It's that time of year again when college students and some high school students in Texas begin summer internships. Internships are a great way for young people to gain real world experience in the workforce. It helps them pick up skills, strengthen their resumes and learn whether a particular type of work is a good fit for them. However, as we have previously discussed in this employment law blog, in some cases interns are exploited.
A number of interships are unpaid. In some cases, that is legal because it is a learning experience for the intern, and one that the employer puts considerable effort into. In other cases, however, the interns are essentially doing the work of a paid employee--and, as such, they really should be paid.
The laws that regulate internships might be somewhat complicated for employers and interns, but that does not mean that these laws can be ignored.
When these laws are ignored, lawsuits often follow. The Charlie Rose Show is among a number of other employers that have recently been sued by interns who claim that they were doing the work of employees and thus should have been paid.

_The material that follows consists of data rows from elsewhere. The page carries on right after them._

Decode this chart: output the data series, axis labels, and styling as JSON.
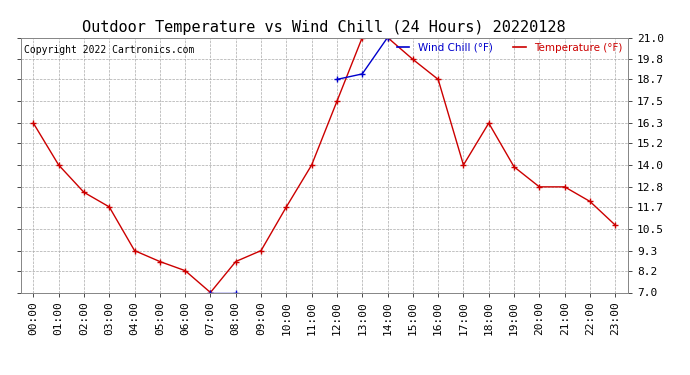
{
  "title": "Outdoor Temperature vs Wind Chill (24 Hours) 20220128",
  "copyright_text": "Copyright 2022 Cartronics.com",
  "legend_wind_chill": "Wind Chill (°F)",
  "legend_temperature": "Temperature (°F)",
  "x_labels": [
    "00:00",
    "01:00",
    "02:00",
    "03:00",
    "04:00",
    "05:00",
    "06:00",
    "07:00",
    "08:00",
    "09:00",
    "10:00",
    "11:00",
    "12:00",
    "13:00",
    "14:00",
    "15:00",
    "16:00",
    "17:00",
    "18:00",
    "19:00",
    "20:00",
    "21:00",
    "22:00",
    "23:00"
  ],
  "temperature_values": [
    16.3,
    14.0,
    12.5,
    11.7,
    9.3,
    8.7,
    8.2,
    7.0,
    8.7,
    9.3,
    11.7,
    14.0,
    17.5,
    21.0,
    21.0,
    19.8,
    18.7,
    14.0,
    16.3,
    13.9,
    12.8,
    12.8,
    12.0,
    10.7
  ],
  "wind_chill_values": [
    null,
    null,
    null,
    null,
    null,
    null,
    null,
    7.0,
    7.0,
    null,
    null,
    null,
    18.7,
    19.0,
    21.0,
    null,
    null,
    null,
    null,
    null,
    null,
    null,
    null,
    null
  ],
  "y_ticks": [
    7.0,
    8.2,
    9.3,
    10.5,
    11.7,
    12.8,
    14.0,
    15.2,
    16.3,
    17.5,
    18.7,
    19.8,
    21.0
  ],
  "y_min": 7.0,
  "y_max": 21.0,
  "temp_color": "#cc0000",
  "wind_chill_color": "#0000cc",
  "bg_color": "#ffffff",
  "grid_color": "#aaaaaa",
  "title_fontsize": 11,
  "label_fontsize": 8,
  "copyright_fontsize": 7
}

The U.S. Department of Labor has pretty clear regulations that spell out the rules for unpaid internships, but the basic guideline is simply whether the internship exists primarily to benefit the interns or to benefit the company.
For example, if the intern is gaining educational experience similar to what could be gained in a classroom, it is probably OK for the internship to be unpaid. However, if the intern is performing important work that a paid employee would be doing if the intern wasn't there, the intern is clearly benefitting the company by working for free and that probably is not legal.
Interns who are paid must receive fair wages in accordance with federal and state wage and hours laws. Employers and interns may wish to seek legal advice if they are unsure of whether an internship should be paid.